Concentrate intake is comprised of 67% maize bran and 33% sunflower cake.
|
Baseline production growth and greenhouse emissions
A baseline provides a reference level against which a mitigation goal can be established [9]. The production practices used in the baseline represent those in the absence of specific mitigation interventions [62].The dairy herd population for 2020 was establishing using spatially-explicit data on livestock population densities [63] and annual growth rates in herd size. Feeding practices were obtained from GLS (2019) (SI 1). Model parameters for the Baseline were thus set by extrapolating historical values over the 10-year timeframe of the assessment. Throughout the 10-year simulation period, the herd size was assumed to grow by 5.5% and 4.5% annually for local and improved cattle, respectively [64]. No changes were assumed for feeding or other herd management practices that would otherwise affect productivity or herd compositions. The yields of feed crops were assumed to grow consistently with historical averages of 3.4% and 4.1% annually for maize and sunflower, respectively [33]. The scenarios were run modifying the availability of feeds, with and without yield improvements. For these scenarios, the populations and herd structures remained constant. The scenarios described above for both Traditional and Modern systems were thus run to compare to the Baseline scenario. This resulted in a total of 14 runs (2 baselines + 2 sectors x 3 feeding scenarios x 2 crop yield variants) for each LPS.

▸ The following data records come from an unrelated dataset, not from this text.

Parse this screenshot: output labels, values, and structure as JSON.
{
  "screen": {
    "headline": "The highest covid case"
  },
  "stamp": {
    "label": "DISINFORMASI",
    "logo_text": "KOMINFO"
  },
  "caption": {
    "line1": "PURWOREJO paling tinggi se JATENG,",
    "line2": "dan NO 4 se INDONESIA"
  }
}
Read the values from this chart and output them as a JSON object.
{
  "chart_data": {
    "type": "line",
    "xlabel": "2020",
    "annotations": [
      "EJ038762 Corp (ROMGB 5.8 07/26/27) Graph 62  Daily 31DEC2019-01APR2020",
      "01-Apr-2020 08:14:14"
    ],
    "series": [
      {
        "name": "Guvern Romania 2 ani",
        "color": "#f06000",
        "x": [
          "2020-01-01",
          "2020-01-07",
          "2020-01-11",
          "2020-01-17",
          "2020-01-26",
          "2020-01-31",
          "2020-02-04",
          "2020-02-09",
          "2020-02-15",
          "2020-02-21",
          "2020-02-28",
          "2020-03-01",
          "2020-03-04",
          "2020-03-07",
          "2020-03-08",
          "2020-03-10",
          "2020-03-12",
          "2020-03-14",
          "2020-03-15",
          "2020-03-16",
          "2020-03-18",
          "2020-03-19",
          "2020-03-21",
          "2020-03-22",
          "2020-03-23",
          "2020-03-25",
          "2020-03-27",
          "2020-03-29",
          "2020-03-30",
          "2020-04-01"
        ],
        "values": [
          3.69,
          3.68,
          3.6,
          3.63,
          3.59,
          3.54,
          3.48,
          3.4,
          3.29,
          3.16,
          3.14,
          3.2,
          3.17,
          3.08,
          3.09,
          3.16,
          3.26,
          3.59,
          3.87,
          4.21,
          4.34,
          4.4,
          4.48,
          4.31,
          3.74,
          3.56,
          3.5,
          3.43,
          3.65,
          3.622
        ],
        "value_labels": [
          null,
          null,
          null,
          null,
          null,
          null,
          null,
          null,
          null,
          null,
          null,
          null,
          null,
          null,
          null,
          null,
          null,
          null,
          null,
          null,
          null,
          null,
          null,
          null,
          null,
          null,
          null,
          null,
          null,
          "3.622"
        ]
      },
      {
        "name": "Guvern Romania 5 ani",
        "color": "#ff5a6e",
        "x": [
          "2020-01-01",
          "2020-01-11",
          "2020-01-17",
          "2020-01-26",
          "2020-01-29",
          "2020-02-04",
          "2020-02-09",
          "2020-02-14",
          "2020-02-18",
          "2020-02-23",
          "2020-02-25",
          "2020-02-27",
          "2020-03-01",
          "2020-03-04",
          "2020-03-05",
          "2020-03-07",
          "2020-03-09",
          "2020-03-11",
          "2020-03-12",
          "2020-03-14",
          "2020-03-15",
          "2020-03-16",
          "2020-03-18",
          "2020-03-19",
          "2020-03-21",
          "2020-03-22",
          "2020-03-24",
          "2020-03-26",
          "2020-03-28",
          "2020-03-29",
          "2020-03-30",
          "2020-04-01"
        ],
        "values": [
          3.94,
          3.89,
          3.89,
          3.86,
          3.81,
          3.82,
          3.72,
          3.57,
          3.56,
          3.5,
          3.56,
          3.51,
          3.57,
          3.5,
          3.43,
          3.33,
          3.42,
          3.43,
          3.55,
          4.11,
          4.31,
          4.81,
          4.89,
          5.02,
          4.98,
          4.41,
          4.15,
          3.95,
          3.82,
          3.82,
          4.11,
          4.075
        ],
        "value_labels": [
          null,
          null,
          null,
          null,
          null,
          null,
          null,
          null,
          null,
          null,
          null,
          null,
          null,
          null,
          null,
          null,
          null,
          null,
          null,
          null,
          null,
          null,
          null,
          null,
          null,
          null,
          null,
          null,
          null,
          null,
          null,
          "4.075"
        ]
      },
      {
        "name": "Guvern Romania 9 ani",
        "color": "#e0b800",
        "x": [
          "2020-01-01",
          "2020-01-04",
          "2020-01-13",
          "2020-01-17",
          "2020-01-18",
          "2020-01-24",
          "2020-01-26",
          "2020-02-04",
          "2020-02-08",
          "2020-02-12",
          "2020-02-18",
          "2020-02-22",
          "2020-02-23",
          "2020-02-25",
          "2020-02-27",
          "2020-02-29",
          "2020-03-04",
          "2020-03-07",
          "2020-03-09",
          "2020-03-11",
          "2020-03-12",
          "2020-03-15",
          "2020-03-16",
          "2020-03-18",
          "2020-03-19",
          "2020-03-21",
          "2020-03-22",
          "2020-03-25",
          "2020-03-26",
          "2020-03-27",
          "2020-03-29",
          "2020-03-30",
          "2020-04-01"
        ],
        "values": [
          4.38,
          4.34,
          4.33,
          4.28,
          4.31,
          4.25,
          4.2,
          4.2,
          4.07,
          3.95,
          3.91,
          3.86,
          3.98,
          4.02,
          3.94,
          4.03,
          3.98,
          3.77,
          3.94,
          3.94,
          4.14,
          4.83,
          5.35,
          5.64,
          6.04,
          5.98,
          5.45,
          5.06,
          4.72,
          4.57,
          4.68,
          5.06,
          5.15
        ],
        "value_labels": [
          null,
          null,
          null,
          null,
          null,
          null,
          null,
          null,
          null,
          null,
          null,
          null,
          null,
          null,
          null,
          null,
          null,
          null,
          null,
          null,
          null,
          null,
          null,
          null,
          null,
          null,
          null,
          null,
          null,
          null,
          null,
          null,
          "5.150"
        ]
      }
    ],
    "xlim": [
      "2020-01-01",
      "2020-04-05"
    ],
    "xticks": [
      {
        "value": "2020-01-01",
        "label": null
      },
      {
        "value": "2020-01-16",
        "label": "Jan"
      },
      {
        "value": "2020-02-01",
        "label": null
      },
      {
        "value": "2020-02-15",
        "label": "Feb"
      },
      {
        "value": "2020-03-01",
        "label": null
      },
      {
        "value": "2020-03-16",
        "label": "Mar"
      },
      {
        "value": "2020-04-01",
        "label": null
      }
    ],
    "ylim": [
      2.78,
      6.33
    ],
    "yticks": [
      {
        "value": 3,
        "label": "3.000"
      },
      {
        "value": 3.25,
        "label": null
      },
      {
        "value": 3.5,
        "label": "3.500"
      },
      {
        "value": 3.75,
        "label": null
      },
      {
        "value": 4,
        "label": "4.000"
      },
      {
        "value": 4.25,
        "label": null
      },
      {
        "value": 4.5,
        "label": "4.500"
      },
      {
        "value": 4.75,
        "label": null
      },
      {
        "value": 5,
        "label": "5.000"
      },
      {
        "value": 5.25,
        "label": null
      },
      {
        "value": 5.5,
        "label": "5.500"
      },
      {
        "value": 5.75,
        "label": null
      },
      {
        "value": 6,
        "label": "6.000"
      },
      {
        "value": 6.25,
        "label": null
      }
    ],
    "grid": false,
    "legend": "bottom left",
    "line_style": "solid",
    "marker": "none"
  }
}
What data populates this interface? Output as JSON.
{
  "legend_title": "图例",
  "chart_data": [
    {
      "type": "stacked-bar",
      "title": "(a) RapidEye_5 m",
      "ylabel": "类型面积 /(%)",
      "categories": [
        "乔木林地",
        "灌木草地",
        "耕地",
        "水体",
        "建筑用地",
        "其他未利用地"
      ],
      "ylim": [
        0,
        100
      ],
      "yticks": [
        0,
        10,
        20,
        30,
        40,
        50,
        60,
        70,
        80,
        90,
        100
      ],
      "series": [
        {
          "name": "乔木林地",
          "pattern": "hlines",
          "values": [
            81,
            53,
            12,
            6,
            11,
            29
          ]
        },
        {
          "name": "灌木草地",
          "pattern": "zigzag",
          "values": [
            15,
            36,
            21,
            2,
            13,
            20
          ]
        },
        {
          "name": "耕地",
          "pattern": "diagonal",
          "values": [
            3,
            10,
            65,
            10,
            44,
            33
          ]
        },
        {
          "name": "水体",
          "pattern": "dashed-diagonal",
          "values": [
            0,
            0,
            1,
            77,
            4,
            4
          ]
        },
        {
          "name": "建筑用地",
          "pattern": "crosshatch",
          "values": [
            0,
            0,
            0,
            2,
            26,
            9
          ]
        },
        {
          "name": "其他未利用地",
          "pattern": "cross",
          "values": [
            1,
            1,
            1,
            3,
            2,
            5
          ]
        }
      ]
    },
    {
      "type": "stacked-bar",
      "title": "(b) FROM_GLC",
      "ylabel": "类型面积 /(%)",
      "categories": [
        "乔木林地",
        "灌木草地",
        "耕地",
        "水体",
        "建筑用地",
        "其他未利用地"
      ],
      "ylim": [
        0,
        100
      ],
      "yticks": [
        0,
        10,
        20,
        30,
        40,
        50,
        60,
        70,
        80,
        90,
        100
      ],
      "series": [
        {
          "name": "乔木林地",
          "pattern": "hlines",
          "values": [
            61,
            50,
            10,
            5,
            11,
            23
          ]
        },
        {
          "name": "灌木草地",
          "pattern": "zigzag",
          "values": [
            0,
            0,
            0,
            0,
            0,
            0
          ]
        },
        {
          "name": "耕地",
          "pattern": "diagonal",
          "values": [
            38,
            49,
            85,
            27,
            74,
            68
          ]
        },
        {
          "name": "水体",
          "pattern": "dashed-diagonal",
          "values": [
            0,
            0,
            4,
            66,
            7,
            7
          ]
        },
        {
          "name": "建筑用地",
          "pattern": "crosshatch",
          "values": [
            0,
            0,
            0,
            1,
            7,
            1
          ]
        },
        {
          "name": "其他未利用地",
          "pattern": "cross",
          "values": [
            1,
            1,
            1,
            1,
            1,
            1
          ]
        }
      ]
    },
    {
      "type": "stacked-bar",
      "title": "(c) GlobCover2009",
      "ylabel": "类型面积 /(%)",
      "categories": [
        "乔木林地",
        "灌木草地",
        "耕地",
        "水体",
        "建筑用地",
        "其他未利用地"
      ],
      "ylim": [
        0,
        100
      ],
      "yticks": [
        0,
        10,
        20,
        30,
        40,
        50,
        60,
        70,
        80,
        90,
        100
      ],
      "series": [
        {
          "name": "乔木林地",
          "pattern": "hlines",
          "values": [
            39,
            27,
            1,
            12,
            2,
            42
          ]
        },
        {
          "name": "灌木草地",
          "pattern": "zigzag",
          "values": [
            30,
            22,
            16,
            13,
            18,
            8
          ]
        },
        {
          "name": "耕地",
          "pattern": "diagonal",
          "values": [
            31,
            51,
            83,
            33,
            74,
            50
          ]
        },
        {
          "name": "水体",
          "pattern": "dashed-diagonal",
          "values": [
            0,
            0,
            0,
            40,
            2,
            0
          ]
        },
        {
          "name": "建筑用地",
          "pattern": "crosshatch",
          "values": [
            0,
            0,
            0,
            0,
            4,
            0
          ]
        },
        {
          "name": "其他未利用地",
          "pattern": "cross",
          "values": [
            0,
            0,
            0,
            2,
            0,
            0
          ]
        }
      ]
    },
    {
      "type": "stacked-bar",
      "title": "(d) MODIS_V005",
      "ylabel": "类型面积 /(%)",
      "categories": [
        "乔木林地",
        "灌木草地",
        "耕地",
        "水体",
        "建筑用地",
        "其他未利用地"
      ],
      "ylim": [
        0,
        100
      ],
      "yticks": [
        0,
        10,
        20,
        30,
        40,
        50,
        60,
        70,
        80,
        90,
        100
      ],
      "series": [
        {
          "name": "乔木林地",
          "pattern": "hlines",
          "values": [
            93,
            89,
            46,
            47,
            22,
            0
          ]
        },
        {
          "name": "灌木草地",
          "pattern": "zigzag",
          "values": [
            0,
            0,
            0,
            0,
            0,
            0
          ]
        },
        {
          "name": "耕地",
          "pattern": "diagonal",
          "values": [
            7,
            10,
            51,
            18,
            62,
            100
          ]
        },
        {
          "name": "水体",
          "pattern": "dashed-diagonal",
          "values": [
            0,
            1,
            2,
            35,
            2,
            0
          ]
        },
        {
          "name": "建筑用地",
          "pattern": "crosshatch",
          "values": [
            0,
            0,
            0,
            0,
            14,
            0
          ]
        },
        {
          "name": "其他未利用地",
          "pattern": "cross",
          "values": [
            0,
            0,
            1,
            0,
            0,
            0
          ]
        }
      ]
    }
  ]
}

2.5 Uncertainty assessment
Uncertainty in GHG emissions was quantified in line with the IPCC (2006) Guidelines. In the baseline, the sources of uncertainty were dairy cattle numbers per LPS, feed on offer per head, biomass yields, and emission factors (including coefficients on LUC transitions). For subsequent simulations the dairy herd and feed intakes were specified in relation to the baseline, and therefore for all other scenarios the only sources of uncertainty were in emission factors and biomass yields. Monte Carlo (MC) simulations were run for the baseline and each subsequent scenario to estimate the GHG emissions error range at a confidence interval of 95%. The standard error in emission factors were specified based on IPCC (2006) Guidelines. The uncertainty in enteric fermentation, which was calculated using Tier 3 guidelines, was set at 10%. The coefficients for LUC were calculated from country specific inventory studies and thus were either Tier 2 or 3 emission factors [52] [53]. Moreover, because these coefficients were highly dependent on the C density data reported by Mauya et al. [52], who report relatively low uncertainty (0.9% for forest and 1.8% for non-forest land), the standard errors for such were set at 20%. Because this study included simulations for greater N-fertilizer application, which may result in highly variable and uncertain changes in N2O emissions, the standard error of this emission factor (EF1 soil N inputs) was set at ± 66%. All other emission factors ranging from Tier 1 to 3 were set based on IPCC guidelines, thus ranging from 7 to 30% (SI 5).